Here we propose a method to assess the uncertainty of tropical woody plant inventory data so that it can be propagated in models of species distribution, forest composition and associated ecosystem processes such as carbon cycling.
We define a putative novel species (PNS) as a taxonomic entity hypothesized to be distinct from all known sister taxa based on careful comparisons of vouchers identified by taxonomic specialists. PNS are often removed from large-scale meta-analyses of flora because they have not been standardized across datasets.
We assembled two coordinated datasets of Amazonian woody plants including 175 1-ha forest inventory plots representing 140,000 trees with DBH > 10 cm of 1900 distinct taxa, together with 74 0.1 ha plots representing 26,000 stems with DBH > 2.5cm of 2200 distinct taxa.

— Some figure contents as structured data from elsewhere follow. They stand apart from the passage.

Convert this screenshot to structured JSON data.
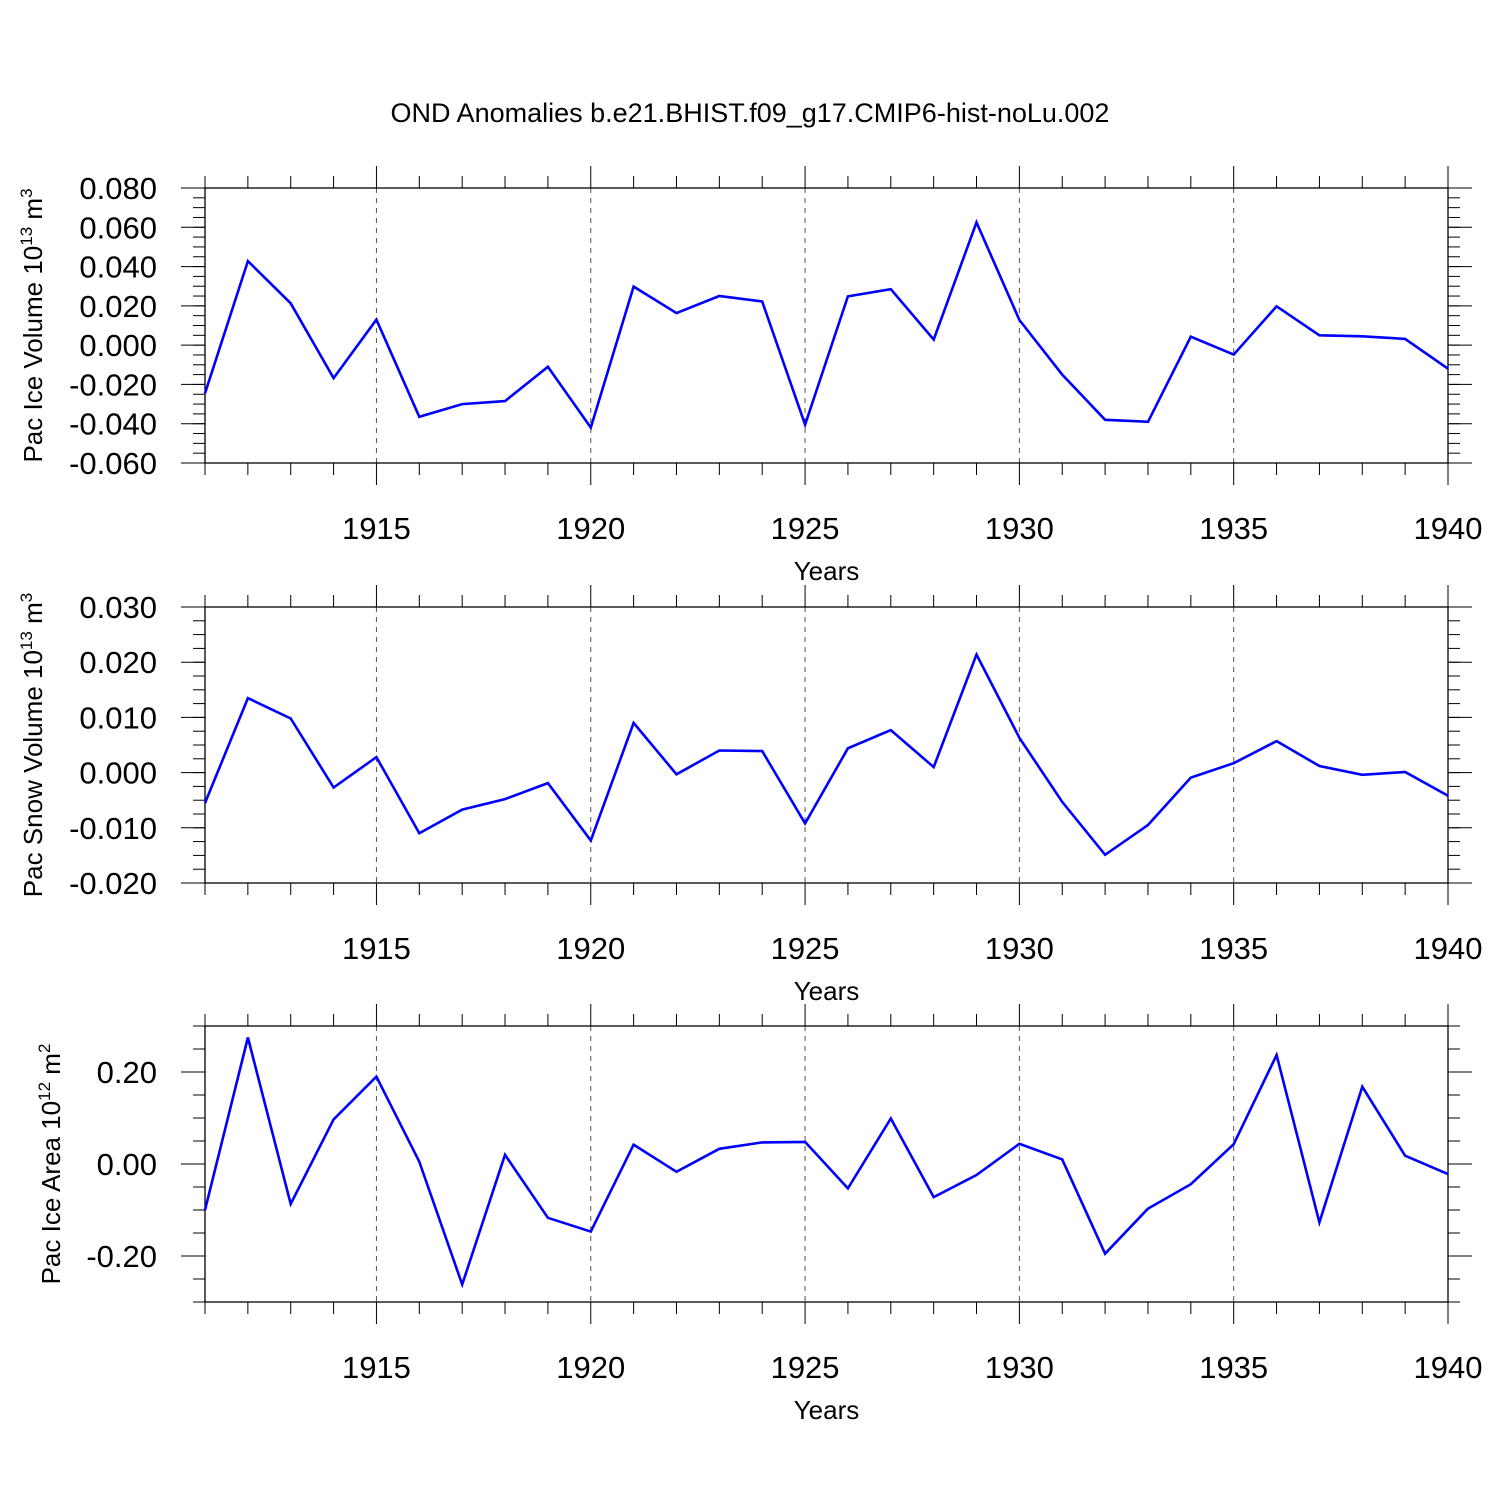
{
  "title": "OND Anomalies b.e21.BHIST.f09_g17.CMIP6-hist-noLu.002",
  "chart_data": [
    {
      "type": "line",
      "ylabel": "Pac Ice Volume 10",
      "ylabel_sup": "13",
      "ylabel_unit": "m",
      "ylabel_unit_sup": "3",
      "xlabel": "Years",
      "xlim": [
        1911,
        1940
      ],
      "ylim": [
        -0.06,
        0.08
      ],
      "xticks": [
        "1915",
        "1920",
        "1925",
        "1930",
        "1935",
        "1940"
      ],
      "yticks": [
        "0.080",
        "0.060",
        "0.040",
        "0.020",
        "0.000",
        "-0.020",
        "-0.040",
        "-0.060"
      ],
      "line_color": "#0000ff",
      "x": [
        1911,
        1912,
        1913,
        1914,
        1915,
        1916,
        1917,
        1918,
        1919,
        1920,
        1921,
        1922,
        1923,
        1924,
        1925,
        1926,
        1927,
        1928,
        1929,
        1930,
        1931,
        1932,
        1933,
        1934,
        1935,
        1936,
        1937,
        1938,
        1939,
        1940
      ],
      "values": [
        -0.0245,
        0.0428,
        0.0213,
        -0.0168,
        0.013,
        -0.0365,
        -0.03,
        -0.0285,
        -0.011,
        -0.042,
        0.0298,
        0.0163,
        0.025,
        0.0222,
        -0.0405,
        0.0248,
        0.0285,
        0.0028,
        0.0625,
        0.0128,
        -0.015,
        -0.038,
        -0.039,
        0.0043,
        -0.0048,
        0.0198,
        0.005,
        0.0045,
        0.0032,
        -0.012
      ]
    },
    {
      "type": "line",
      "ylabel": "Pac Snow Volume 10",
      "ylabel_sup": "13",
      "ylabel_unit": "m",
      "ylabel_unit_sup": "3",
      "xlabel": "Years",
      "xlim": [
        1911,
        1940
      ],
      "ylim": [
        -0.02,
        0.03
      ],
      "xticks": [
        "1915",
        "1920",
        "1925",
        "1930",
        "1935",
        "1940"
      ],
      "yticks": [
        "0.030",
        "0.020",
        "0.010",
        "0.000",
        "-0.010",
        "-0.020"
      ],
      "line_color": "#0000ff",
      "x": [
        1911,
        1912,
        1913,
        1914,
        1915,
        1916,
        1917,
        1918,
        1919,
        1920,
        1921,
        1922,
        1923,
        1924,
        1925,
        1926,
        1927,
        1928,
        1929,
        1930,
        1931,
        1932,
        1933,
        1934,
        1935,
        1936,
        1937,
        1938,
        1939,
        1940
      ],
      "values": [
        -0.0055,
        0.0135,
        0.0098,
        -0.0027,
        0.0028,
        -0.011,
        -0.0067,
        -0.0048,
        -0.0019,
        -0.0123,
        0.009,
        -0.0003,
        0.004,
        0.0039,
        -0.0092,
        0.0044,
        0.0077,
        0.001,
        0.0214,
        0.0063,
        -0.0053,
        -0.0149,
        -0.0095,
        -0.0009,
        0.0017,
        0.0057,
        0.0012,
        -0.0004,
        0.0001,
        -0.0042
      ]
    },
    {
      "type": "line",
      "ylabel": "Pac Ice Area 10",
      "ylabel_sup": "12",
      "ylabel_unit": "m",
      "ylabel_unit_sup": "2",
      "xlabel": "Years",
      "xlim": [
        1911,
        1940
      ],
      "ylim": [
        -0.3,
        0.3
      ],
      "xticks": [
        "1915",
        "1920",
        "1925",
        "1930",
        "1935",
        "1940"
      ],
      "yticks": [
        "0.20",
        "0.00",
        "-0.20"
      ],
      "line_color": "#0000ff",
      "x": [
        1911,
        1912,
        1913,
        1914,
        1915,
        1916,
        1917,
        1918,
        1919,
        1920,
        1921,
        1922,
        1923,
        1924,
        1925,
        1926,
        1927,
        1928,
        1929,
        1930,
        1931,
        1932,
        1933,
        1934,
        1935,
        1936,
        1937,
        1938,
        1939,
        1940
      ],
      "values": [
        -0.1,
        0.275,
        -0.087,
        0.097,
        0.19,
        0.005,
        -0.262,
        0.02,
        -0.117,
        -0.147,
        0.042,
        -0.017,
        0.033,
        0.047,
        0.048,
        -0.053,
        0.099,
        -0.072,
        -0.024,
        0.044,
        0.01,
        -0.195,
        -0.097,
        -0.044,
        0.043,
        0.237,
        -0.127,
        0.168,
        0.018,
        -0.022
      ]
    }
  ]
}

We estimate the uncertainty of an inventory within a community of higher taxonomic clade, such as a family, as the proportion of stems represented by PNS; and we evaluated the taxonomic and geographic patterns of uncertainty and its consistency between the two inventories.
Results/Conclusions
Overall, PNS represent about 25% of taxa and >8% of stems, even though they are omitted from most regional modeling analyses. We report consistent variation even across the largest plant families, from less than 20% in Rubiaceae and Malvaceae, to more than 40% in Lauraceae and Myrtaceae.
Our study identifies the importance of taxonomic uncertainty in tropical forest inventories, even for relatively well-studied groups such as woody plants. Furthermore, our method of putative novel species allows for taxonomic uncertainty to be propagated in models of species distribution or regional ecosystem processes such as carbon stocks and fluxes.